Severance can be reduced or forfeited in cases of dismissal for cause (gross misconduct, theft, serious breach of trust). Forfeiture requires a Labor Court ruling in most cases — employers cannot unilaterally withhold severance. For more detail see our guide on Severance Pay for Foreign Workers in Israel.
5. Remedies for Wrongful Termination
The Regional Labor Court has broad discretion to award remedies for wrongful termination. Options include:
- Compensation without reinstatement: The most common outcome in wrongful termination cases. The court awards a sum — typically ranging from a few months to a year of salary — to compensate for the unlawful dismissal.
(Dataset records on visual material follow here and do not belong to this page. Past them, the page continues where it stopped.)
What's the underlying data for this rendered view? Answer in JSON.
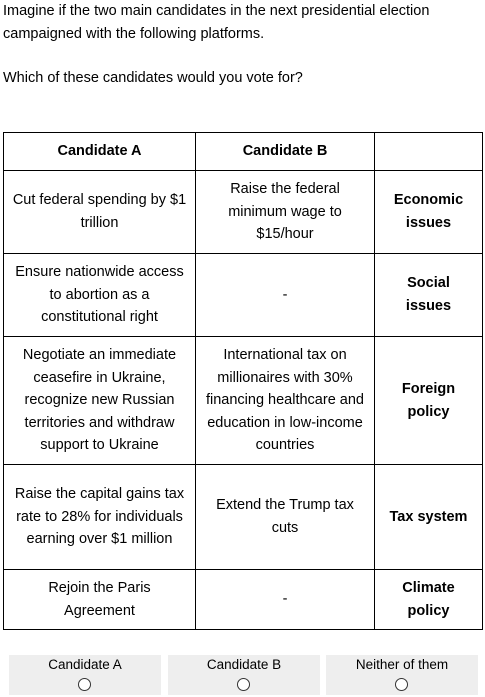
{
  "intro": {
    "line1": "Imagine if the two main candidates in the next presidential election campaigned with the following platforms.",
    "question": "Which of these candidates would you vote for?"
  },
  "table": {
    "headers": [
      "Candidate A",
      "Candidate B",
      ""
    ],
    "rows": [
      {
        "a": "Cut federal spending by $1 trillion",
        "b": "Raise the federal minimum wage to $15/hour",
        "category": "Economic issues"
      },
      {
        "a": "Ensure nationwide access to abortion as a constitutional right",
        "b": "-",
        "category": "Social issues"
      },
      {
        "a": "Negotiate an immediate ceasefire in Ukraine, recognize new Russian territories and withdraw support to Ukraine",
        "b": "International tax on millionaires with 30% financing healthcare and education in low-income countries",
        "category": "Foreign policy"
      },
      {
        "a": "Raise the capital gains tax rate to 28% for individuals earning over $1 million",
        "b": "Extend the Trump tax cuts",
        "category": "Tax system"
      },
      {
        "a": "Rejoin the Paris Agreement",
        "b": "-",
        "category": "Climate policy"
      }
    ]
  },
  "choices": [
    {
      "label": "Candidate A"
    },
    {
      "label": "Candidate B"
    },
    {
      "label": "Neither of them"
    }
  ],
  "colors": {
    "choice_background": "#eeeeee",
    "border": "#000000"
  }
}
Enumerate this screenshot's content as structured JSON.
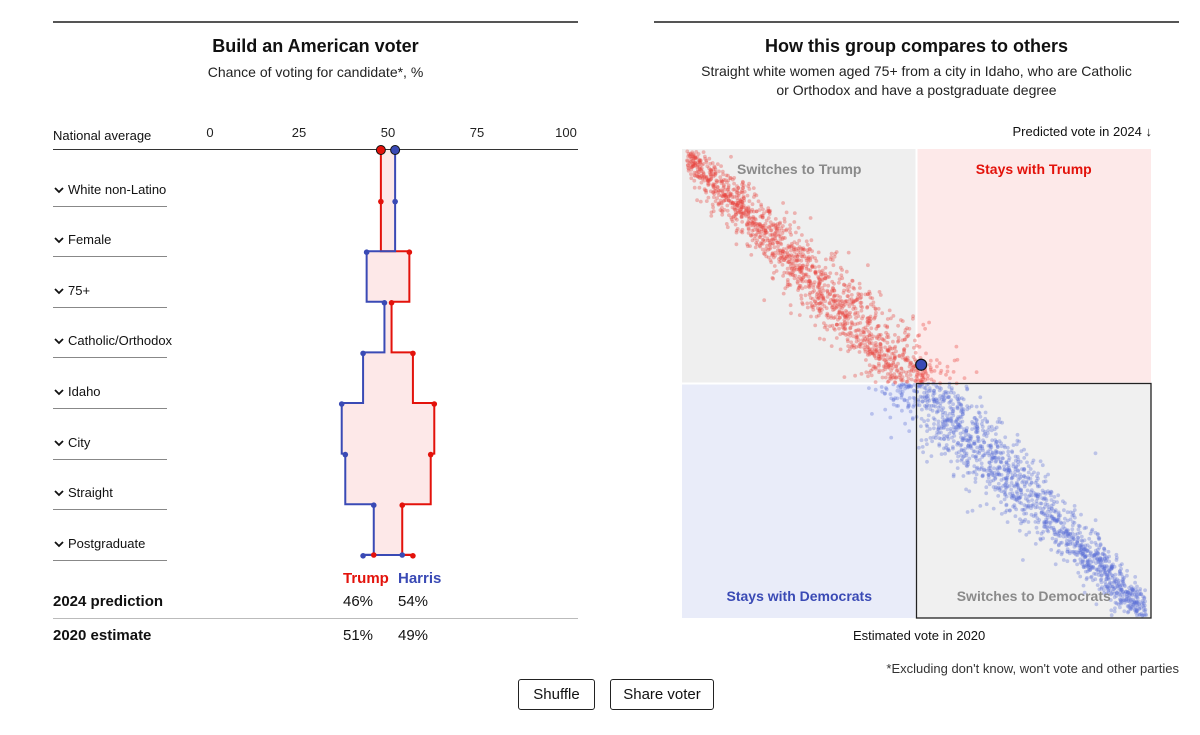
{
  "left": {
    "title": "Build an American voter",
    "subtitle": "Chance of voting for candidate*, %",
    "national_average_label": "National average",
    "attributes": [
      "White non-Latino",
      "Female",
      "75+",
      "Catholic/Orthodox",
      "Idaho",
      "City",
      "Straight",
      "Postgraduate"
    ],
    "legend": {
      "trump": "Trump",
      "harris": "Harris"
    },
    "prediction_2024": {
      "label": "2024 prediction",
      "trump": "46%",
      "harris": "54%"
    },
    "estimate_2020": {
      "label": "2020 estimate",
      "trump": "51%",
      "harris": "49%"
    }
  },
  "right": {
    "title": "How this group compares to others",
    "subtitle_line1": "Straight white women aged 75+ from a city in Idaho, who are Catholic",
    "subtitle_line2": "or Orthodox and have a postgraduate degree",
    "y_axis_label": "Predicted vote in 2024 ↓",
    "x_axis_label": "Estimated vote in 2020",
    "quadrants": {
      "top_left": "Switches to Trump",
      "top_right": "Stays with Trump",
      "bottom_left": "Stays with Democrats",
      "bottom_right": "Switches to Democrats"
    }
  },
  "footnote": "*Excluding don't know, won't vote and other parties",
  "buttons": {
    "shuffle": "Shuffle",
    "share": "Share voter"
  },
  "colors": {
    "trump": "#e3120b",
    "harris": "#3a4ab5",
    "trump_fill": "#fde8e8",
    "dem_fill": "#e9ecf8",
    "neutral_fill": "#f0f0f0"
  },
  "chart_data": [
    {
      "type": "line",
      "title": "Build an American voter",
      "subtitle": "Chance of voting for candidate*, %",
      "xlim": [
        0,
        100
      ],
      "x_ticks": [
        0,
        25,
        50,
        75,
        100
      ],
      "categories": [
        "National average",
        "White non-Latino",
        "Female",
        "75+",
        "Catholic/Orthodox",
        "Idaho",
        "City",
        "Straight",
        "Postgraduate"
      ],
      "series": [
        {
          "name": "Trump",
          "values": [
            48,
            48,
            56,
            51,
            57,
            63,
            62,
            54,
            57
          ]
        },
        {
          "name": "Harris",
          "values": [
            52,
            52,
            44,
            49,
            43,
            37,
            38,
            46,
            43
          ]
        }
      ],
      "final": {
        "Trump": 46,
        "Harris": 54
      }
    },
    {
      "type": "scatter",
      "title": "How this group compares to others",
      "xlabel": "Estimated vote in 2020",
      "ylabel": "Predicted vote in 2024",
      "xlim": [
        0,
        100
      ],
      "ylim": [
        0,
        100
      ],
      "threshold": 50,
      "highlight_point": {
        "x": 51,
        "y": 46
      },
      "points_estimated": 3000
    }
  ]
}
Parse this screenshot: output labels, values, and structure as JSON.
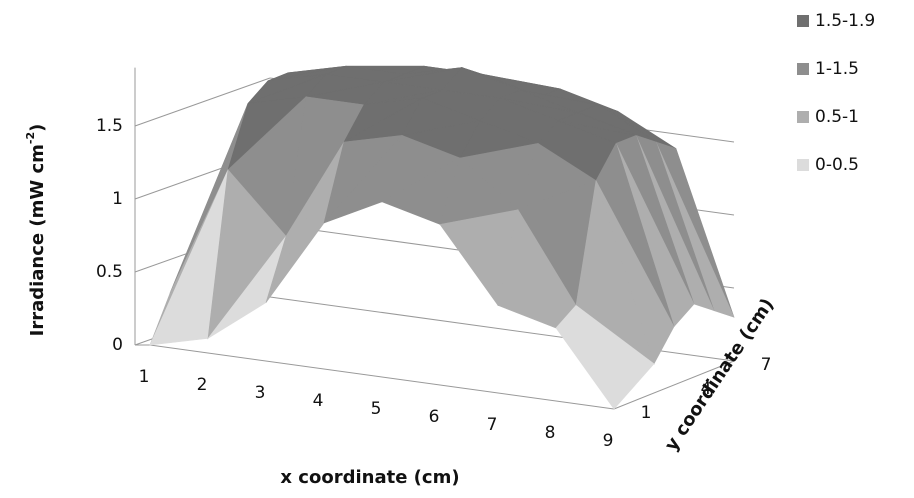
{
  "chart_data": {
    "type": "surface",
    "x_label": "x coordinate (cm)",
    "y_label": "y coordinate (cm)",
    "z_label": [
      "Irradiance (mW cm",
      "-2",
      ")"
    ],
    "x": [
      1,
      2,
      3,
      4,
      5,
      6,
      7,
      8,
      9
    ],
    "y": [
      1,
      null,
      null,
      4,
      null,
      null,
      7
    ],
    "values": [
      [
        0,
        0.1,
        0.4,
        1.0,
        1.2,
        1.1,
        0.6,
        0.5,
        0
      ],
      [
        0.3,
        1.2,
        0.8,
        1.5,
        1.6,
        1.5,
        1.2,
        0.6,
        0.1
      ],
      [
        0.5,
        1.6,
        1.7,
        1.7,
        1.8,
        1.7,
        1.6,
        1.4,
        0.2
      ],
      [
        0.6,
        1.7,
        1.8,
        1.8,
        1.8,
        1.8,
        1.7,
        1.6,
        0.4
      ],
      [
        0.6,
        1.7,
        1.8,
        1.8,
        1.9,
        1.8,
        1.7,
        1.6,
        0.5
      ],
      [
        0.5,
        1.6,
        1.7,
        1.8,
        1.8,
        1.7,
        1.7,
        1.5,
        0.4
      ],
      [
        0.3,
        1.4,
        1.6,
        1.7,
        1.7,
        1.7,
        1.6,
        1.4,
        0.3
      ]
    ],
    "zlim": [
      0,
      1.9
    ],
    "zticks": [
      0,
      0.5,
      1,
      1.5
    ],
    "grid": true,
    "legend": [
      {
        "name": "1.5-1.9",
        "color": "#6f6f6f"
      },
      {
        "name": "1-1.5",
        "color": "#8e8e8e"
      },
      {
        "name": "0.5-1",
        "color": "#aeaeae"
      },
      {
        "name": "0-0.5",
        "color": "#dcdcdc"
      }
    ],
    "legend_position": "right"
  }
}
- Reinstatement: Less common, particularly in small workplaces, but courts do order reinstatement in cases involving protected categories (such as pregnancy-related dismissal) or where the relationship can realistically continue.
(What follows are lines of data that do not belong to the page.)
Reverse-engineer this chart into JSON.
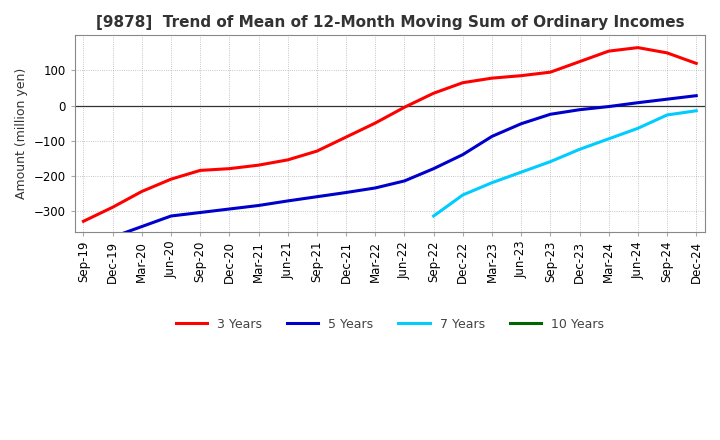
{
  "title": "[9878]  Trend of Mean of 12-Month Moving Sum of Ordinary Incomes",
  "ylabel": "Amount (million yen)",
  "background_color": "#ffffff",
  "plot_bg_color": "#ffffff",
  "grid_color": "#aaaaaa",
  "ylim": [
    -360,
    200
  ],
  "x_labels": [
    "Sep-19",
    "Dec-19",
    "Mar-20",
    "Jun-20",
    "Sep-20",
    "Dec-20",
    "Mar-21",
    "Jun-21",
    "Sep-21",
    "Dec-21",
    "Mar-22",
    "Jun-22",
    "Sep-22",
    "Dec-22",
    "Mar-23",
    "Jun-23",
    "Sep-23",
    "Dec-23",
    "Mar-24",
    "Jun-24",
    "Sep-24",
    "Dec-24"
  ],
  "series": {
    "3 Years": {
      "color": "#ff0000",
      "data": [
        -330,
        -290,
        -245,
        -210,
        -185,
        -180,
        -170,
        -155,
        -130,
        -90,
        -50,
        -5,
        35,
        65,
        78,
        85,
        95,
        125,
        155,
        165,
        150,
        120
      ]
    },
    "5 Years": {
      "color": "#0000cc",
      "data": [
        null,
        -375,
        -345,
        -315,
        -305,
        -295,
        -285,
        -272,
        -260,
        -248,
        -235,
        -215,
        -180,
        -140,
        -88,
        -52,
        -25,
        -12,
        -3,
        8,
        18,
        28
      ]
    },
    "7 Years": {
      "color": "#00ccff",
      "data": [
        null,
        null,
        null,
        null,
        null,
        null,
        null,
        null,
        null,
        null,
        null,
        null,
        -315,
        -255,
        -220,
        -190,
        -160,
        -125,
        -95,
        -65,
        -27,
        -15
      ]
    },
    "10 Years": {
      "color": "#006600",
      "data": [
        null,
        null,
        null,
        null,
        null,
        null,
        null,
        null,
        null,
        null,
        null,
        null,
        null,
        null,
        null,
        null,
        null,
        null,
        null,
        null,
        null,
        null
      ]
    }
  },
  "legend_order": [
    "3 Years",
    "5 Years",
    "7 Years",
    "10 Years"
  ],
  "yticks": [
    100,
    0,
    -100,
    -200,
    -300
  ],
  "title_color": "#333333",
  "title_fontsize": 11,
  "ylabel_fontsize": 9,
  "tick_fontsize": 8.5,
  "linewidth": 2.2
}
- Notice pay: If the required notice was not given, the court will order payment of the notice period.
- Severance arrears: If severance was withheld unlawfully, the court will order payment with interest and potential penalties.
- Discriminatory dismissal compensation: Under the Equal Opportunities Law, the court may award additional damages for discriminatory dismissal beyond ordinary wrongful termination compensation.
6. Filing a Wrongful Termination Claim
Claims for wrongful termination are filed in the Regional Labor Court in the district where the employee worked. Israel has Regional Labor Courts in Tel Aviv, Jerusalem, Haifa, Be'er Sheva, Nazareth, and Petah Tikva. Filing fees in the Labor Court are lower than in civil courts.
The limitation period for employment claims in Israel is generally 7 years under the Employment Claims Prescription Law, but it is important to act promptly — evidence of the dismissal circumstances (hearing records, email exchanges, witness availability) degrades over time.
Foreign nationals can file claims in the Labor Court on the same basis as Israeli employees. The proceedings are in Hebrew, so legal representation by an Israeli attorney is important. Hearings can be conducted by video for parties abroad in appropriate cases.